Cloud computing enables companies to migrate applications to hosted environments where third-party vendors oversee and maintain these assets. For small businesses with limited resources, having service providers manage systems is ideal, as these firms can now focus on more internal tasks to enhance their brands.
Although the cloud offers somewhat of a "set it and forget it" mindset on behalf of clients, issues can occur prior to selecting cloud services, during deployments and after suites are in place. Choosing the best model - public, private or hybrid - must be taken into consideration before settling on a cloud service. There are plenty of high-profile offerings available, including IaaS solutions from Amazon, Microsoft and Google, so determining affordability and functionality are two characteristics of any successful migration.
"It doesn't hurt to have support during every cloud adoption phase."
Once cloud suites are launched, companies have to make sure the environments are safeguarded at all times. Otherwise, security breaches can occur. If the cloud provider cannot protect customer assets, the businesses consuming the services are still on the hook for keeping data secure, so it is imperative to conduct some research prior to making any final decisions.
Businesses planning a cloud implementation may want to consider partnering with IT service providers to reflect their unique operational demands, industry requirements and end-user preferences to maximize their use of cloud solutions over the long run.
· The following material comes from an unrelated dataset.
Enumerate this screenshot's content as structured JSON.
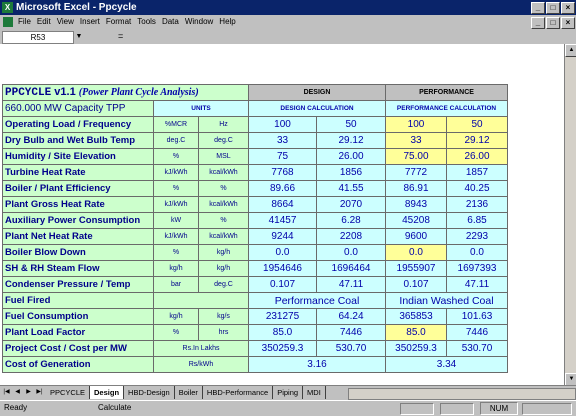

Added support never hurt any organization
Industry research has found companies are looking to third-party vendors to assist with their cloud migrations, which are processes that will be critical to their continued success. An Evolve IP survey of more than 1,250 executives discovered almost 90 percent believe the IT industry's future reside with the cloud.
Although a majority of respondents consider themselves "cloud believers," even those categorized as "unbelievers" or "unconvinced" still expect to adopt cloud services at some point within a three-year period.
This just proves the cloud's impact has penetrated the entire IT industry like few other technologies have accomplished. It also means many companies will be first-time adopters, so doing their due diligence when comparing available services is essential to making the most informed decisions possible.
"This year's survey reinforces last year's data with a few major changes. We continue to see across the board drops in barriers to moving to the cloud and more support from IT managers as they have become more aligned with business executives. Also, as we have seen in our business, companies looking to move to the cloud on their own are experiencing some hiccups along the way," said Guy Fardone, general manager and chief operating officer of Evolve IP.
Companies want to get it right
Fardone indicated almost 25 percent of businesses expect hiring third-party vendors to help with their next cloud deployment.
Cloud computing can help organizations achieve operational flexibility, but only if they choose functional services that support their internal demands and, importantly, securely. Partnering with third-party vendors appears to be a smart play for any firm that wants to maximize this affordable and functional technology.